The RNLA's executive director, Michael Thielen, emphasizes that lawyers never directly address a voter. "Depending on what jurisdiction they're in, the lawyers will talk to the election officials and raise their concerns. Even if that election official decides a voter is not legitimate, they'll still be allowed to vote provisionally."
D.C. LAWYERS ON THE FRONTLINE
Edward Foley, election law specialist at Ohio State University's Moritz College of Law, says election litigation filed so far has been highly strategic, sophisticated and well-resourced. "Each side is making strategic judgments about whether to engage in proactive litigation in the interests of plaintiffs or defensive litigation," he says.
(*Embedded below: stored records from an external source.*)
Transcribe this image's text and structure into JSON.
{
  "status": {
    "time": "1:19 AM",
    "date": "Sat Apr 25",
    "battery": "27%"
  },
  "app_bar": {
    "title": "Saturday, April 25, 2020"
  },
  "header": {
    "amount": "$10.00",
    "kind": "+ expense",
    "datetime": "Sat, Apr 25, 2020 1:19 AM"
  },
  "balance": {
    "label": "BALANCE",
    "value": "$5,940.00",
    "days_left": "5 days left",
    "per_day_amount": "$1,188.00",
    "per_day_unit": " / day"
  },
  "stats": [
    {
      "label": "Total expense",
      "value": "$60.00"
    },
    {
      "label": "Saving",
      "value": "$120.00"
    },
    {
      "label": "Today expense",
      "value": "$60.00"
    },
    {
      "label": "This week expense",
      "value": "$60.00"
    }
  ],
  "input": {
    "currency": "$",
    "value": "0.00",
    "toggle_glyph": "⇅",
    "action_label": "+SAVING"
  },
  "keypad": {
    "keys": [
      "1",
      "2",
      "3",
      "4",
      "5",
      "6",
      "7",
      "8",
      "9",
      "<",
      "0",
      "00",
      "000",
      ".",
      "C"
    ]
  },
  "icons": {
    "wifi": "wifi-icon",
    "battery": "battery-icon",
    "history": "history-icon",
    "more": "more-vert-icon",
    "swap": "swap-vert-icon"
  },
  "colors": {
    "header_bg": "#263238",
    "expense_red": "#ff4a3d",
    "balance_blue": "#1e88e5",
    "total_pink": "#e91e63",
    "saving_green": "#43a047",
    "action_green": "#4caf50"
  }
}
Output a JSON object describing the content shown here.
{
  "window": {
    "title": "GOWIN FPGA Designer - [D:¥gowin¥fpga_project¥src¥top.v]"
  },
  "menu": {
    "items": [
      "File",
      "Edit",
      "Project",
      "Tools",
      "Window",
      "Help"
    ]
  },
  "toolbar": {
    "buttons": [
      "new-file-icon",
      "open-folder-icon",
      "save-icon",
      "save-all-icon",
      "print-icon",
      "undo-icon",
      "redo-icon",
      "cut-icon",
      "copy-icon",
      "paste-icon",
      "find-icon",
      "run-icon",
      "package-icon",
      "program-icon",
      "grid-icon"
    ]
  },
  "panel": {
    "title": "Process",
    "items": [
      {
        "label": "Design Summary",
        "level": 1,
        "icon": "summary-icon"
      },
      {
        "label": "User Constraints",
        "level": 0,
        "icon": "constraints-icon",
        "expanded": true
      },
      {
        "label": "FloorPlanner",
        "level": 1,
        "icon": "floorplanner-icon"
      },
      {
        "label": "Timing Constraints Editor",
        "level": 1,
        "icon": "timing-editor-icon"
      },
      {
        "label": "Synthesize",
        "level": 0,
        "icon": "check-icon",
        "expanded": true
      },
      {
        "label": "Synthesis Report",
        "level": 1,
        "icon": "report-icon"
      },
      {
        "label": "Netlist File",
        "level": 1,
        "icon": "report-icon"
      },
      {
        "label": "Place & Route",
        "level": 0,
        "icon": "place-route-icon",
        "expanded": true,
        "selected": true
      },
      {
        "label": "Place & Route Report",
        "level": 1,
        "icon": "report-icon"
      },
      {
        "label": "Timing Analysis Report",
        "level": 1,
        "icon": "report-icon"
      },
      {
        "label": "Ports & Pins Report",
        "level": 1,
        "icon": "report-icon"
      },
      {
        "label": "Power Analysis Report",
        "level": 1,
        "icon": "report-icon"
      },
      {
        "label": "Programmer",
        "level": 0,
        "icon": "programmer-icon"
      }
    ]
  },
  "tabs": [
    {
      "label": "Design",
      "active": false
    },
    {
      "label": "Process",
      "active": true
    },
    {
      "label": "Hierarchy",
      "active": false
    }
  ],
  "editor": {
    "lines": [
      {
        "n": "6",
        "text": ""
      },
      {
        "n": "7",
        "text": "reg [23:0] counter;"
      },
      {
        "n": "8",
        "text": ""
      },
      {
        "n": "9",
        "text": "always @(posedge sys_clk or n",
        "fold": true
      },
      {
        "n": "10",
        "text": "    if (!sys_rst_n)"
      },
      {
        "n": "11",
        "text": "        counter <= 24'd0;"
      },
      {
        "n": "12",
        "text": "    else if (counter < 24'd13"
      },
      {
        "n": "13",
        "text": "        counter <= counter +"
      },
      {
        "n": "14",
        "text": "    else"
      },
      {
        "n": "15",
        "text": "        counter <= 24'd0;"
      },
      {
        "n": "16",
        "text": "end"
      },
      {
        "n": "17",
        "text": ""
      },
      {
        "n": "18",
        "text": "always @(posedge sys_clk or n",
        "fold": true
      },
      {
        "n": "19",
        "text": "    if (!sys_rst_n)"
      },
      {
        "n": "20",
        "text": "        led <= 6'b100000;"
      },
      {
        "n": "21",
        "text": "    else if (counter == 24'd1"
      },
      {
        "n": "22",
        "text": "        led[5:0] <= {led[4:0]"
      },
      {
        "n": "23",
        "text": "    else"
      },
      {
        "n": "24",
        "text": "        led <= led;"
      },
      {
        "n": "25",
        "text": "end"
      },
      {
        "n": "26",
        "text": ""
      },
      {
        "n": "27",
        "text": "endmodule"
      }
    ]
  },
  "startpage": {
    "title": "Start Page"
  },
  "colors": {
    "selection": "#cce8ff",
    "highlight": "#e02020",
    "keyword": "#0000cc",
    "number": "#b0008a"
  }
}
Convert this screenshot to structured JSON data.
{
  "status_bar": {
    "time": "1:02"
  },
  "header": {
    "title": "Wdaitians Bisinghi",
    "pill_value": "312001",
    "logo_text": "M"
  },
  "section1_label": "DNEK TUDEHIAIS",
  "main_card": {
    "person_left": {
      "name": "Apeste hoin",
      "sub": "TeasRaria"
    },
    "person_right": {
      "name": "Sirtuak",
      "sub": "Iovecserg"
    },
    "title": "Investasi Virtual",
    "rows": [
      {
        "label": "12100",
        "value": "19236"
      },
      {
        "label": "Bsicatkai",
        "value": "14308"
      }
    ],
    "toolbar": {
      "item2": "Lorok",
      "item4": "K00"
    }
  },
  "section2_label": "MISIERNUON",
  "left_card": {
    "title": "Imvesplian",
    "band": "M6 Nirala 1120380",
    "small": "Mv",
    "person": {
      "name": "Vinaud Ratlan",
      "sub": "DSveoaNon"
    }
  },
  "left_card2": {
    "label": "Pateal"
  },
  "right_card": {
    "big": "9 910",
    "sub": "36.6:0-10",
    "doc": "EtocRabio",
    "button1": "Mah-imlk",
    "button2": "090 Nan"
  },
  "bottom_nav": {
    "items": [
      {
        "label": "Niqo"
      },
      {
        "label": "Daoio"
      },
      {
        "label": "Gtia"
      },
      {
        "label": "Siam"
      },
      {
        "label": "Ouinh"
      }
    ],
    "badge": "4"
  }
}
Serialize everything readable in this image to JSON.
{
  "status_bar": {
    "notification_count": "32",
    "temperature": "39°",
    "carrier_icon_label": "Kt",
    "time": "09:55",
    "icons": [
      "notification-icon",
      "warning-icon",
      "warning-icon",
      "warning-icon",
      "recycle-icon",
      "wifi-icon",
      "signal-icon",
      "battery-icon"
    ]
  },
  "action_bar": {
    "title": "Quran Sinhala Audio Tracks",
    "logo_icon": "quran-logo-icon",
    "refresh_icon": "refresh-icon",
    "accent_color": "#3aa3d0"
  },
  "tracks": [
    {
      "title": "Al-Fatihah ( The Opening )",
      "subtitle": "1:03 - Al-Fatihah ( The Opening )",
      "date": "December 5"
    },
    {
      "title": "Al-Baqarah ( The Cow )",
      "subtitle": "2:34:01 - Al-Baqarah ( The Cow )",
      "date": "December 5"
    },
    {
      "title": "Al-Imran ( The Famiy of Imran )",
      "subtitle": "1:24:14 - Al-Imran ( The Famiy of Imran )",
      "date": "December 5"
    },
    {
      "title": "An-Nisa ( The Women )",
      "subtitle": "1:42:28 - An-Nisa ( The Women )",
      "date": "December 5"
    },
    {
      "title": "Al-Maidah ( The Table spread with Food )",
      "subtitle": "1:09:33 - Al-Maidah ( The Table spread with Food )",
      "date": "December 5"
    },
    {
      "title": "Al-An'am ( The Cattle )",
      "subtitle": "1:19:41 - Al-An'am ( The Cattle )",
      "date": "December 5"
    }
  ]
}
James Joseph, John Freedman and Anne Davis, partners in Arnold & Porter's Washington office, are representing plaintiff voters in League of Women Voters v. Blackwell, the challenge to Ohio's electoral processes currently before the 6th U.S. Circuit Court of Appeals. Seth Waxman, Paul Wolfson and Ariel Waldman, all partners at Wilmer, are acting for the NAACP Texas in Northwest Austin Municipal Utility District No. 1 v. Gonzales, a Texas challenge to pre-clearance laws, currently being appealed to the Supreme Court.
Hailes and Westfall, meanwhile, are gearing up for a busy Nov. 4. Hailes will be stationed in Baltimore and Westfall in St. Louis, where both will be members of the coalition's legal "command centers." They say they've spent the last few years building up good relationships with the local election officials so that if problems arise, they can put in the calls and sort it out on the spot. If not, they're ready to file suit.
"Our best work, we hope, is done well before Election Day," says Hailes. "I'm scared if we have to do our best work on Election Day."